Aqueous PVP-to-HOC conversion enables the fabrication of binder/current-collector free flexible LMO cathodes with high energy

Abstract

Aqueous processing that is both binder- and current-collector free is an attractive route toward practical flexible cathodes. However, maintaining intimate and durable contact between micron-scale LiMn₂O₄ (LMO) particles and carbon scaffolds remains challenging at low processing temperatures. Here, we use poly(vinylpyrrolidone) (PVP) as a dual-role additive that (i) disperses CNTs and µm-scale LMO uniformly in water and (ii) converts in situ at 300 °C (inert) into a conformal hybrid-organic carbon (HOC) interlayer that “glues” particles to the sp² network. Temperature screening (200–450 °C) identifies ∼300 °C as an effective low-T window compatible with free-standing flexibility and LMO stability.
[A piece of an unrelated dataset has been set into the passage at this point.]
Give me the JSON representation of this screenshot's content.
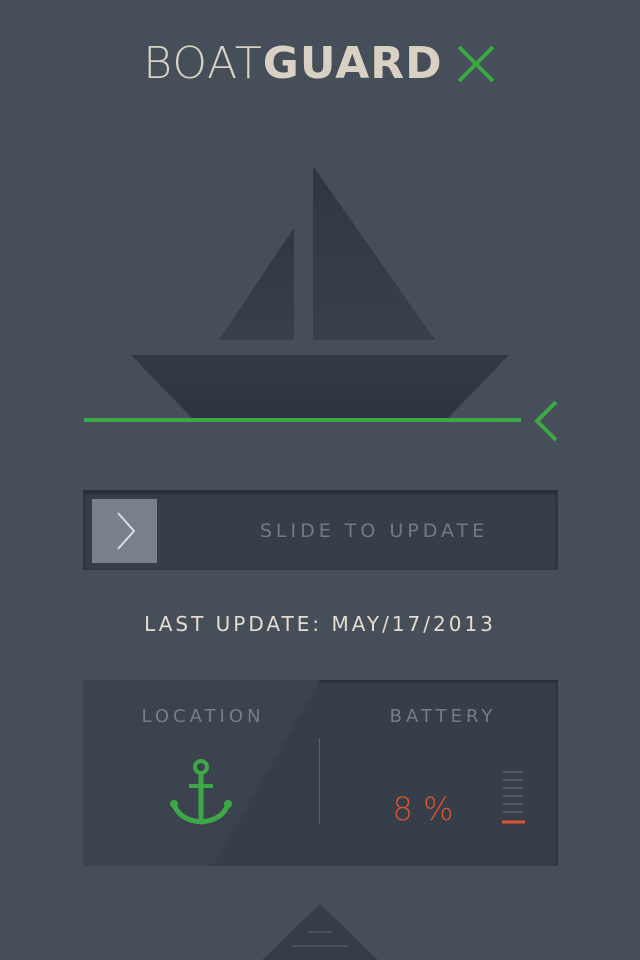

In half-cells, the HOC-enabled film (HOC–CNT/LMO) delivers 121.0/120.8 mAh g⁻¹ with 99.9% CE at the 100th cycle, outperforming a PVP-only control (P–CNT/LMO, 99.8/98.6 mAh g⁻¹, 99.9% CE). The device attains a full cell-level specific energy of 195 Wh kg⁻¹ at the 100th cycle, approximately twice that of the singly modified full cell and over an order of magnitude higher than that of the conventional LMO/Al@LTO/Cu configuration. Density functional theory links the interfacial gains to a smaller gap for the graphene–HOC interface (2.54 eV vs. 3.56 eV), π-delocalized frontier orbitals, and broader non-covalent dispersion, consistent with stronger electronic coupling to CNTs. Collectively, the PVP → HOC route provides an all-aqueous, low-temperature strategy to engineer conformal interlayers that stabilize LMO interfaces and enable the preparation of robust, flexible, high-performance CNT/LMO cathodes without NMP, polymer binders, or metal current collectors.